Crisp Summer String Bean Salad with Farro, Corn and Chicken
Makes about 4 servings

2 cups farro (can be prepared days in advanced)
2 boneless chicken breasts, cleaned and thinly sliced
1 pound summer string beans, cleaned and cut into 2 inch pieces
Lettuce, 1 container (about 8 oz or a full head)
1 cup of corn (preferably cut from a summer cob, if not canned will do)
2 Tablespoons apple cider vinegar
1 Tabelspoon lemon juice
2 garlic cloves, minced
Parsley, cleaned and chopped about  2 tbsp.
Olive Oil, 2 tsp plus extra for cooking
1/4 cup Parmigiano Reggiano cheese

Soak the farro in cold water.  Allow it to soak for at least an hour and you can leave it soak up to overnight.  Bring about 3 cups of water to a boil.  Add the farro and allow the water to return to a boil.  Then cover and reduce to a simmer for about 20 minutes.  Remove from heat and allow to sit for 5 minutes.  Heat the oven to 350 degrees.  Allow farro to cool completely and then spread evenly onto a baking sheet.  Bake for 15-20 minutes, mixing frequently, until the farro has developed a nice crunch.  Do not over cook the farro or it will be impossible to eat.  

Clean and cut the string beans and combine with the corn.  Add 2 tablespoons of apple cider vinegar and set aside to marinate.  

In a pan, drizzle olive oil and heat on medium.  Add minced garlic and saute.  Add chicken strips and allow to cook about 5 minutes.  Add parsley and finish cooking.  Cut open a piece of chicken to test for doneness then immediately remove from heat.  The chicken will continue to cook for a minute or two after it is removed from the heat and there is nothing worse than over cooked, dried out chicken.

Clean and chop the lettuce.  Add parmigiano reggiano cheese, lemon juice and olive oil and toss to coat evenly.   Salt and pepper to taste.  The key to making a good salad is to start by adding half of your ingredients and then test and taste as you go.  You can always add more, but you can't take away oil if you use too much. 

To assemble, add the chicken, corn, string beans and farro to the dressed salad and toss to mix.  Top with additional farro.  Serve and Enjoy :)

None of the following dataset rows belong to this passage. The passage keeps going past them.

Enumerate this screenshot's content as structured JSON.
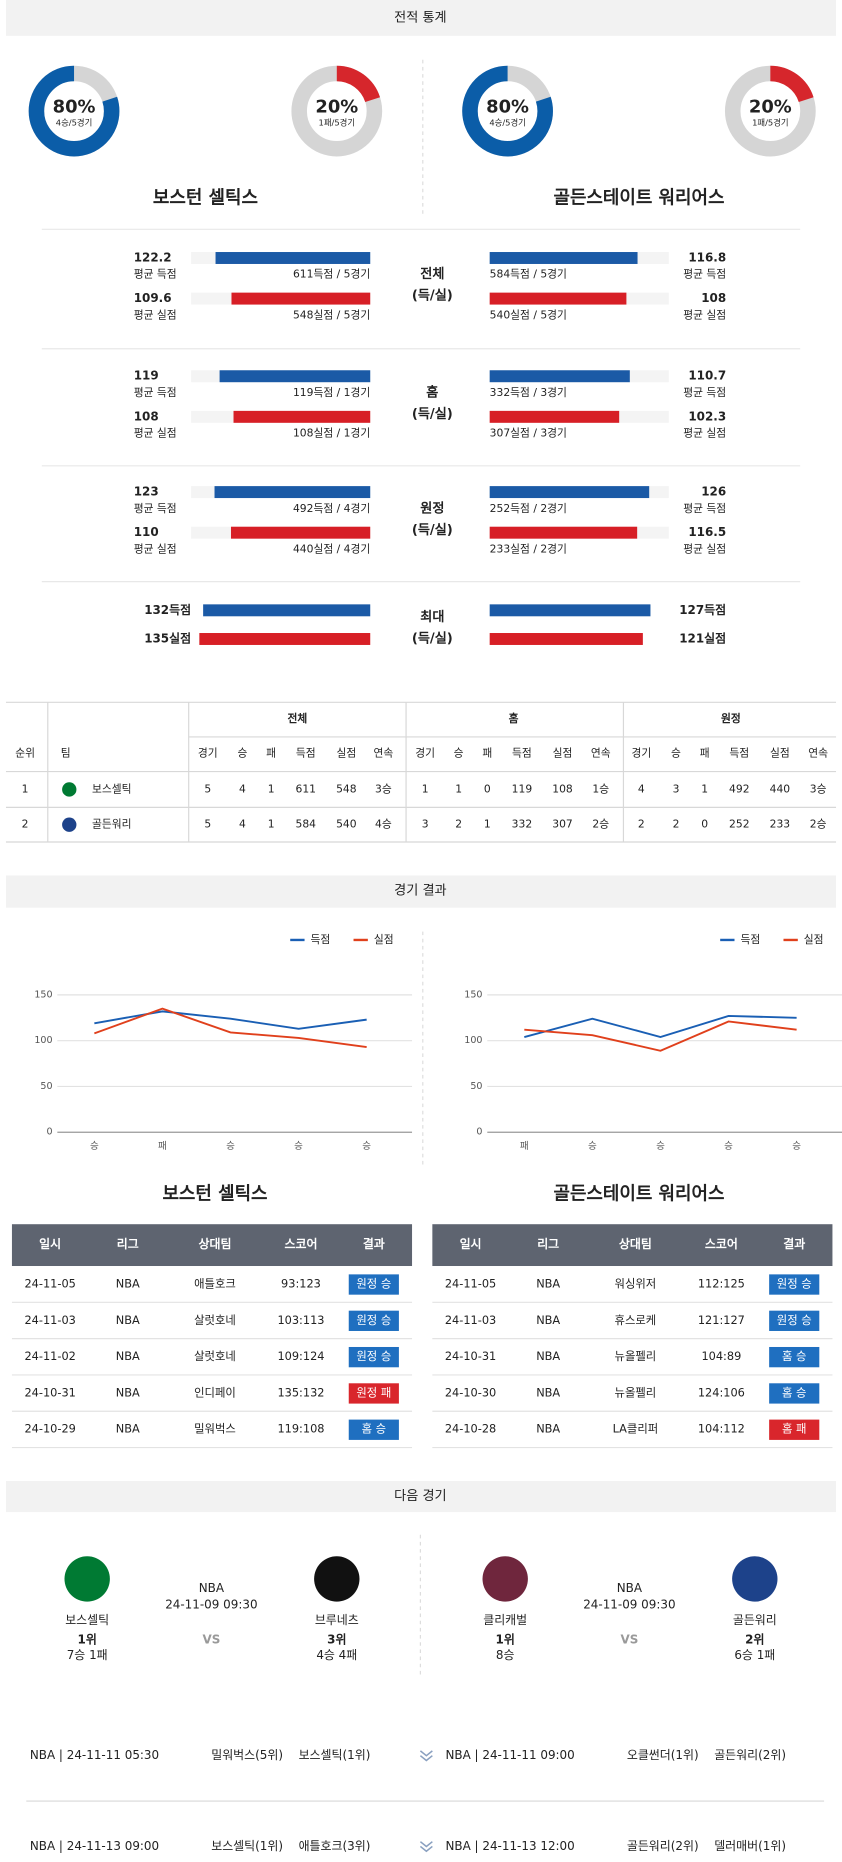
{
  "headers": {
    "stats": "전적 통계",
    "results": "경기 결과",
    "next": "다음 경기"
  },
  "donuts": [
    {
      "value": 80,
      "label": "80%",
      "sub": "4승/5경기",
      "color": "#0b5da8"
    },
    {
      "value": 20,
      "label": "20%",
      "sub": "1패/5경기",
      "color": "#d6262c"
    },
    {
      "value": 80,
      "label": "80%",
      "sub": "4승/5경기",
      "color": "#0b5da8"
    },
    {
      "value": 20,
      "label": "20%",
      "sub": "1패/5경기",
      "color": "#d6262c"
    }
  ],
  "stats": {
    "teams": [
      "보스턴 셀틱스",
      "골든스테이트 워리어스"
    ],
    "colors": [
      "#1b5aa6",
      "#d71f26"
    ],
    "groups": [
      {
        "label": [
          "전체",
          "(득/실)"
        ],
        "left": [
          {
            "value": 122.2,
            "label": "평균 득점",
            "detail": "611득점 / 5경기"
          },
          {
            "value": 109.6,
            "label": "평균 실점",
            "detail": "548실점 / 5경기"
          }
        ],
        "right": [
          {
            "value": 116.8,
            "label": "평균 득점",
            "detail": "584득점 / 5경기"
          },
          {
            "value": 108,
            "label": "평균 실점",
            "detail": "540실점 / 5경기"
          }
        ]
      },
      {
        "label": [
          "홈",
          "(득/실)"
        ],
        "left": [
          {
            "value": 119,
            "label": "평균 득점",
            "detail": "119득점 / 1경기"
          },
          {
            "value": 108,
            "label": "평균 실점",
            "detail": "108실점 / 1경기"
          }
        ],
        "right": [
          {
            "value": 110.7,
            "label": "평균 득점",
            "detail": "332득점 / 3경기"
          },
          {
            "value": 102.3,
            "label": "평균 실점",
            "detail": "307실점 / 3경기"
          }
        ]
      },
      {
        "label": [
          "원정",
          "(득/실)"
        ],
        "left": [
          {
            "value": 123,
            "label": "평균 득점",
            "detail": "492득점 / 4경기"
          },
          {
            "value": 110,
            "label": "평균 실점",
            "detail": "440실점 / 4경기"
          }
        ],
        "right": [
          {
            "value": 126,
            "label": "평균 득점",
            "detail": "252득점 / 2경기"
          },
          {
            "value": 116.5,
            "label": "평균 실점",
            "detail": "233실점 / 2경기"
          }
        ]
      }
    ],
    "max": {
      "label": [
        "최대",
        "(득/실)"
      ],
      "left": [
        {
          "value": 132,
          "label": "132득점"
        },
        {
          "value": 135,
          "label": "135실점"
        }
      ],
      "right": [
        {
          "value": 127,
          "label": "127득점"
        },
        {
          "value": 121,
          "label": "121실점"
        }
      ]
    }
  },
  "standings": {
    "columns": [
      "순위",
      "팀"
    ],
    "groups": [
      "전체",
      "홈",
      "원정"
    ],
    "subcolumns": [
      "경기",
      "승",
      "패",
      "득점",
      "실점",
      "연속"
    ],
    "rows": [
      {
        "rank": 1,
        "team": "보스셀틱",
        "logo": "#007a33",
        "cells": [
          5,
          4,
          1,
          611,
          548,
          "3승",
          1,
          1,
          0,
          119,
          108,
          "1승",
          4,
          3,
          1,
          492,
          440,
          "3승"
        ]
      },
      {
        "rank": 2,
        "team": "골든워리",
        "logo": "#1d428a",
        "cells": [
          5,
          4,
          1,
          584,
          540,
          "4승",
          3,
          2,
          1,
          332,
          307,
          "2승",
          2,
          2,
          0,
          252,
          233,
          "2승"
        ]
      }
    ]
  },
  "results": {
    "teams": [
      "보스턴 셀틱스",
      "골든스테이트 워리어스"
    ],
    "charts": [
      {
        "type": "line",
        "categories": [
          "승",
          "패",
          "승",
          "승",
          "승"
        ],
        "ylim": [
          0,
          150
        ],
        "yticks": [
          0,
          50,
          100,
          150
        ],
        "series": [
          {
            "name": "득점",
            "color": "#1a5fb4",
            "values": [
              119,
              132,
              124,
              113,
              123
            ]
          },
          {
            "name": "실점",
            "color": "#e0401c",
            "values": [
              108,
              135,
              109,
              103,
              93
            ]
          }
        ]
      },
      {
        "type": "line",
        "categories": [
          "패",
          "승",
          "승",
          "승",
          "승"
        ],
        "ylim": [
          0,
          150
        ],
        "yticks": [
          0,
          50,
          100,
          150
        ],
        "series": [
          {
            "name": "득점",
            "color": "#1a5fb4",
            "values": [
              104,
              124,
              104,
              127,
              125
            ]
          },
          {
            "name": "실점",
            "color": "#e0401c",
            "values": [
              112,
              106,
              89,
              121,
              112
            ]
          }
        ]
      }
    ],
    "columns": [
      "일시",
      "리그",
      "상대팀",
      "스코어",
      "결과"
    ],
    "tables": [
      [
        {
          "date": "24-11-05",
          "league": "NBA",
          "opponent": "애틀호크",
          "score": "93:123",
          "result": "원정 승",
          "color": "#1f6fc0"
        },
        {
          "date": "24-11-03",
          "league": "NBA",
          "opponent": "살럿호네",
          "score": "103:113",
          "result": "원정 승",
          "color": "#1f6fc0"
        },
        {
          "date": "24-11-02",
          "league": "NBA",
          "opponent": "살럿호네",
          "score": "109:124",
          "result": "원정 승",
          "color": "#1f6fc0"
        },
        {
          "date": "24-10-31",
          "league": "NBA",
          "opponent": "인디페이",
          "score": "135:132",
          "result": "원정 패",
          "color": "#d9262c"
        },
        {
          "date": "24-10-29",
          "league": "NBA",
          "opponent": "밀워벅스",
          "score": "119:108",
          "result": "홈 승",
          "color": "#1f6fc0"
        }
      ],
      [
        {
          "date": "24-11-05",
          "league": "NBA",
          "opponent": "워싱위저",
          "score": "112:125",
          "result": "원정 승",
          "color": "#1f6fc0"
        },
        {
          "date": "24-11-03",
          "league": "NBA",
          "opponent": "휴스로케",
          "score": "121:127",
          "result": "원정 승",
          "color": "#1f6fc0"
        },
        {
          "date": "24-10-31",
          "league": "NBA",
          "opponent": "뉴올펠리",
          "score": "104:89",
          "result": "홈 승",
          "color": "#1f6fc0"
        },
        {
          "date": "24-10-30",
          "league": "NBA",
          "opponent": "뉴올펠리",
          "score": "124:106",
          "result": "홈 승",
          "color": "#1f6fc0"
        },
        {
          "date": "24-10-28",
          "league": "NBA",
          "opponent": "LA클리퍼",
          "score": "104:112",
          "result": "홈 패",
          "color": "#d9262c"
        }
      ]
    ]
  },
  "next": {
    "games": [
      {
        "home": {
          "name": "보스셀틱",
          "rank": "1위",
          "record": "7승 1패",
          "logo": "#007a33"
        },
        "league": "NBA",
        "time": "24-11-09 09:30",
        "vs": "VS",
        "away": {
          "name": "브루네츠",
          "rank": "3위",
          "record": "4승 4패",
          "logo": "#111111"
        }
      },
      {
        "home": {
          "name": "클리캐벌",
          "rank": "1위",
          "record": "8승",
          "logo": "#6f263d"
        },
        "league": "NBA",
        "time": "24-11-09 09:30",
        "vs": "VS",
        "away": {
          "name": "골든워리",
          "rank": "2위",
          "record": "6승 1패",
          "logo": "#1d428a"
        }
      }
    ],
    "upcoming": [
      {
        "left": {
          "info": "NBA | 24-11-11 05:30",
          "home": "밀워벅스(5위)",
          "away": "보스셀틱(1위)"
        },
        "right": {
          "info": "NBA | 24-11-11 09:00",
          "home": "오클썬더(1위)",
          "away": "골든워리(2위)"
        }
      },
      {
        "left": {
          "info": "NBA | 24-11-13 09:00",
          "home": "보스셀틱(1위)",
          "away": "애틀호크(3위)"
        },
        "right": {
          "info": "NBA | 24-11-13 12:00",
          "home": "골든워리(2위)",
          "away": "델러매버(1위)"
        }
      }
    ]
  }
}
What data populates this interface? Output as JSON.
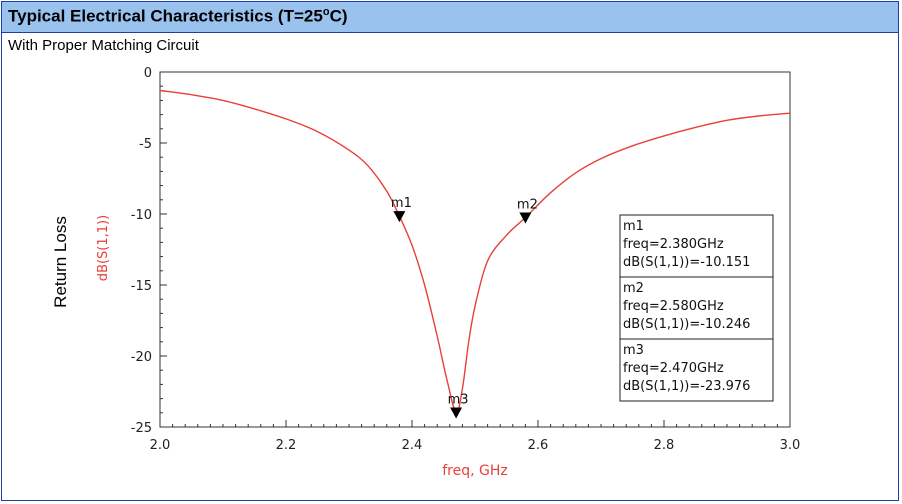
{
  "header": {
    "title_main": "Typical Electrical Characteristics (T=25",
    "title_sup": "o",
    "title_end": "C)",
    "subtitle": "With Proper Matching Circuit"
  },
  "chart_data": {
    "type": "line",
    "xlabel": "freq, GHz",
    "ylabel": "dB(S(1,1))",
    "outer_ylabel": "Return Loss",
    "xlim": [
      2.0,
      3.0
    ],
    "ylim": [
      -25,
      0
    ],
    "x_ticks": [
      "2.0",
      "2.2",
      "2.4",
      "2.6",
      "2.8",
      "3.0"
    ],
    "y_ticks": [
      "0",
      "-5",
      "-10",
      "-15",
      "-20",
      "-25"
    ],
    "grid": false,
    "line_color": "#e8403a",
    "series": [
      {
        "x": [
          2.0,
          2.05,
          2.1,
          2.15,
          2.2,
          2.25,
          2.3,
          2.33,
          2.36,
          2.38,
          2.4,
          2.42,
          2.44,
          2.455,
          2.47,
          2.48,
          2.49,
          2.5,
          2.52,
          2.55,
          2.58,
          2.62,
          2.66,
          2.7,
          2.75,
          2.8,
          2.85,
          2.9,
          2.95,
          3.0
        ],
        "y": [
          -1.3,
          -1.6,
          -2.0,
          -2.6,
          -3.3,
          -4.2,
          -5.5,
          -6.6,
          -8.4,
          -10.151,
          -12.2,
          -15.0,
          -18.6,
          -21.6,
          -23.976,
          -22.3,
          -19.0,
          -16.5,
          -13.3,
          -11.5,
          -10.246,
          -8.5,
          -7.1,
          -6.1,
          -5.2,
          -4.5,
          -3.9,
          -3.4,
          -3.1,
          -2.9
        ]
      }
    ],
    "markers": [
      {
        "name": "m1",
        "x": 2.38,
        "y": -10.151,
        "freq": "freq=2.380GHz",
        "db": "dB(S(1,1))=-10.151"
      },
      {
        "name": "m2",
        "x": 2.58,
        "y": -10.246,
        "freq": "freq=2.580GHz",
        "db": "dB(S(1,1))=-10.246"
      },
      {
        "name": "m3",
        "x": 2.47,
        "y": -23.976,
        "freq": "freq=2.470GHz",
        "db": "dB(S(1,1))=-23.976"
      }
    ]
  }
}
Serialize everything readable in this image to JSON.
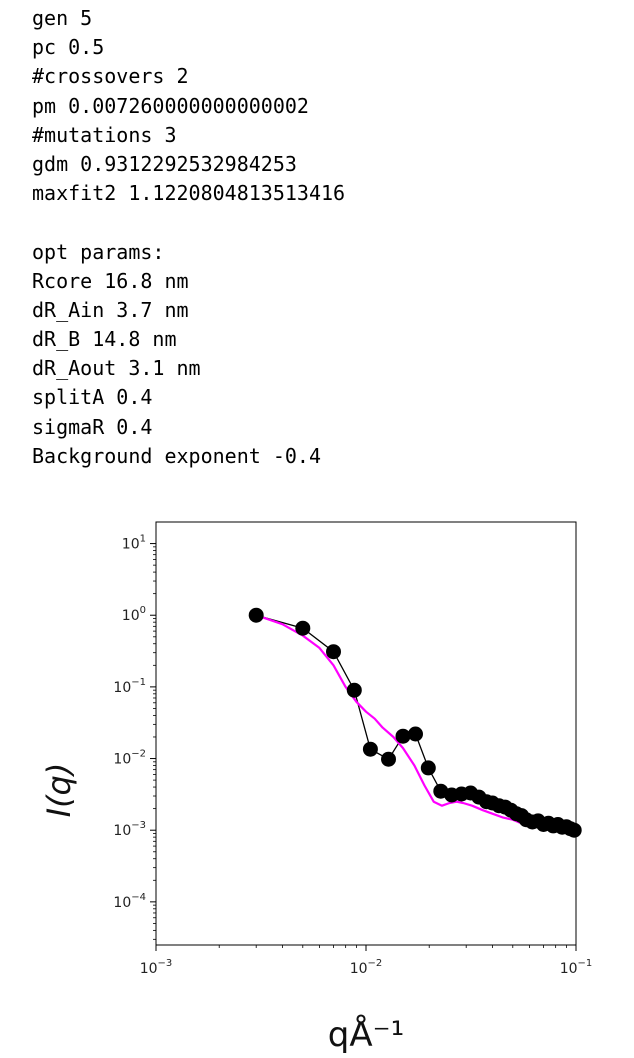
{
  "output": {
    "lines": [
      "gen 5",
      "pc 0.5",
      "#crossovers 2",
      "pm 0.007260000000000002",
      "#mutations 3",
      "gdm 0.9312292532984253",
      "maxfit2 1.1220804813513416",
      "",
      "opt params:",
      "Rcore 16.8 nm",
      "dR_Ain 3.7 nm",
      "dR_B 14.8 nm",
      "dR_Aout 3.1 nm",
      "splitA 0.4",
      "sigmaR 0.4",
      "Background exponent -0.4"
    ]
  },
  "chart_data": {
    "type": "scatter",
    "xlabel": "qÅ⁻¹",
    "ylabel": "I(q)",
    "xscale": "log",
    "yscale": "log",
    "xlim": [
      0.001,
      0.1
    ],
    "ylim": [
      2.5e-05,
      20
    ],
    "xticks": [
      {
        "value": 0.001,
        "base": "10",
        "exp": "−3"
      },
      {
        "value": 0.01,
        "base": "10",
        "exp": "−2"
      },
      {
        "value": 0.1,
        "base": "10",
        "exp": "−1"
      }
    ],
    "yticks": [
      {
        "value": 10,
        "base": "10",
        "exp": "1"
      },
      {
        "value": 1,
        "base": "10",
        "exp": "0"
      },
      {
        "value": 0.1,
        "base": "10",
        "exp": "−1"
      },
      {
        "value": 0.01,
        "base": "10",
        "exp": "−2"
      },
      {
        "value": 0.001,
        "base": "10",
        "exp": "−3"
      },
      {
        "value": 0.0001,
        "base": "10",
        "exp": "−4"
      }
    ],
    "grid": false,
    "series": [
      {
        "kind": "scatter-line",
        "color": "#000000",
        "x": [
          0.003,
          0.005,
          0.007,
          0.0088,
          0.0105,
          0.0128,
          0.015,
          0.0172,
          0.0198,
          0.0227,
          0.0256,
          0.0285,
          0.0315,
          0.0345,
          0.0375,
          0.04,
          0.043,
          0.046,
          0.049,
          0.052,
          0.055,
          0.058,
          0.062,
          0.066,
          0.07,
          0.074,
          0.078,
          0.082,
          0.086,
          0.09,
          0.094,
          0.098
        ],
        "y": [
          1.0,
          0.66,
          0.31,
          0.09,
          0.0135,
          0.0098,
          0.0205,
          0.022,
          0.0074,
          0.0035,
          0.0031,
          0.0032,
          0.0033,
          0.0029,
          0.0025,
          0.0024,
          0.0022,
          0.0021,
          0.0019,
          0.0017,
          0.0016,
          0.0014,
          0.0013,
          0.00135,
          0.0012,
          0.00125,
          0.00115,
          0.0012,
          0.0011,
          0.00112,
          0.00105,
          0.001
        ]
      },
      {
        "kind": "line",
        "color": "#ff00ff",
        "x": [
          0.003,
          0.004,
          0.005,
          0.006,
          0.007,
          0.008,
          0.009,
          0.01,
          0.011,
          0.012,
          0.0135,
          0.015,
          0.017,
          0.019,
          0.021,
          0.023,
          0.025,
          0.027,
          0.029,
          0.032,
          0.036,
          0.04,
          0.045,
          0.05,
          0.055,
          0.06
        ],
        "y": [
          1.0,
          0.75,
          0.52,
          0.35,
          0.2,
          0.1,
          0.062,
          0.045,
          0.036,
          0.027,
          0.02,
          0.014,
          0.008,
          0.0042,
          0.0025,
          0.0022,
          0.0024,
          0.0025,
          0.0024,
          0.0022,
          0.0019,
          0.0017,
          0.0015,
          0.0014,
          0.00125,
          0.0012
        ]
      }
    ]
  }
}
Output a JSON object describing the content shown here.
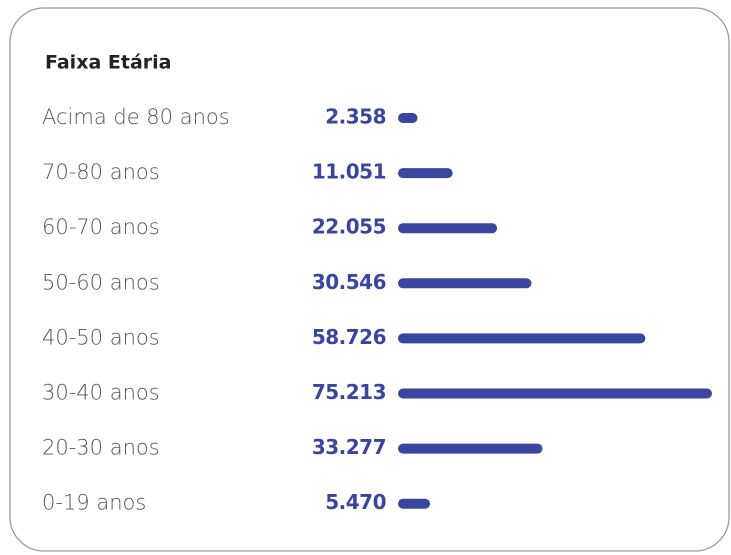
{
  "chart_data": {
    "type": "bar",
    "orientation": "horizontal",
    "title": "Faixa Etária",
    "categories": [
      "Acima de 80 anos",
      "70-80 anos",
      "60-70 anos",
      "50-60 anos",
      "40-50 anos",
      "30-40 anos",
      "20-30 anos",
      "0-19 anos"
    ],
    "values": [
      2358,
      11051,
      22055,
      30546,
      58726,
      75213,
      33277,
      5470
    ],
    "value_labels": [
      "2.358",
      "11.051",
      "22.055",
      "30.546",
      "58.726",
      "75.213",
      "33.277",
      "5.470"
    ],
    "color": "#3a45a0"
  }
}
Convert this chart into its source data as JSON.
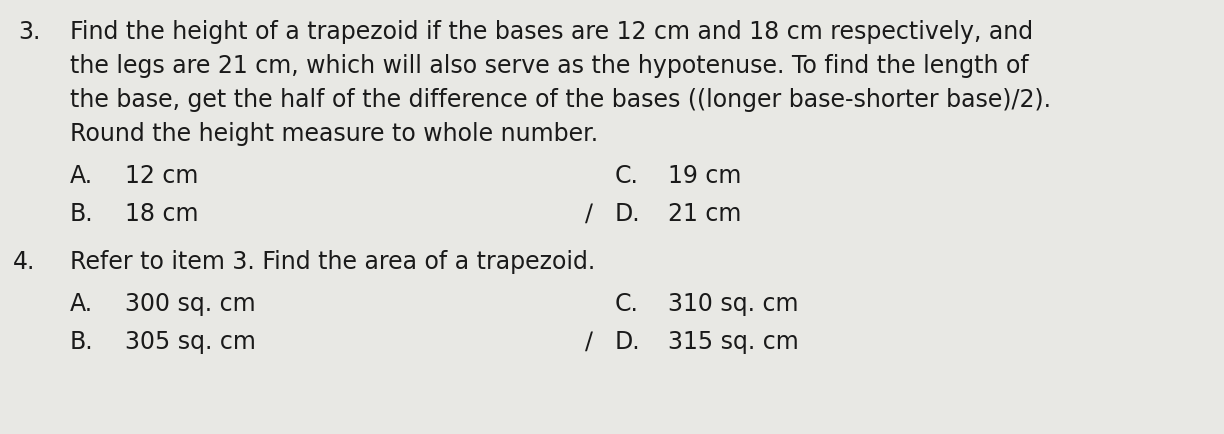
{
  "bg_color": "#e8e8e4",
  "text_color": "#1a1a1a",
  "q3_number": "3.",
  "q3_line1": "Find the height of a trapezoid if the bases are 12 cm and 18 cm respectively, and",
  "q3_line2": "the legs are 21 cm, which will also serve as the hypotenuse. To find the length of",
  "q3_line3": "the base, get the half of the difference of the bases ((longer base-shorter base)/2).",
  "q3_line4": "Round the height measure to whole number.",
  "q3_A_label": "A.",
  "q3_A_val": "12 cm",
  "q3_B_label": "B.",
  "q3_B_val": "18 cm",
  "q3_C_label": "C.",
  "q3_C_val": "19 cm",
  "q3_D_slash": "∕",
  "q3_D_label": "D.",
  "q3_D_val": "21 cm",
  "q4_number": "4.",
  "q4_line1": "Refer to item 3. Find the area of a trapezoid.",
  "q4_A_label": "A.",
  "q4_A_val": "300 sq. cm",
  "q4_B_label": "B.",
  "q4_B_val": "305 sq. cm",
  "q4_C_label": "C.",
  "q4_C_val": "310 sq. cm",
  "q4_D_slash": "∕",
  "q4_D_label": "D.",
  "q4_D_val": "315 sq. cm",
  "font_size_body": 17,
  "font_size_choices": 17
}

What makes this bite better?
The element of exploration!  One of the biggest problems with people's diets is the uniformity and lack of variation.  Diets that have the most variation are the healthiest.  In order to achieve variation, you must be willing to try something new.  If you have never tried farro, give it a go.  If Caesar salad is your all time favorite, it's time to break the bond and reach out to try something new. Who knows, you might just find a new, healthier favorite food.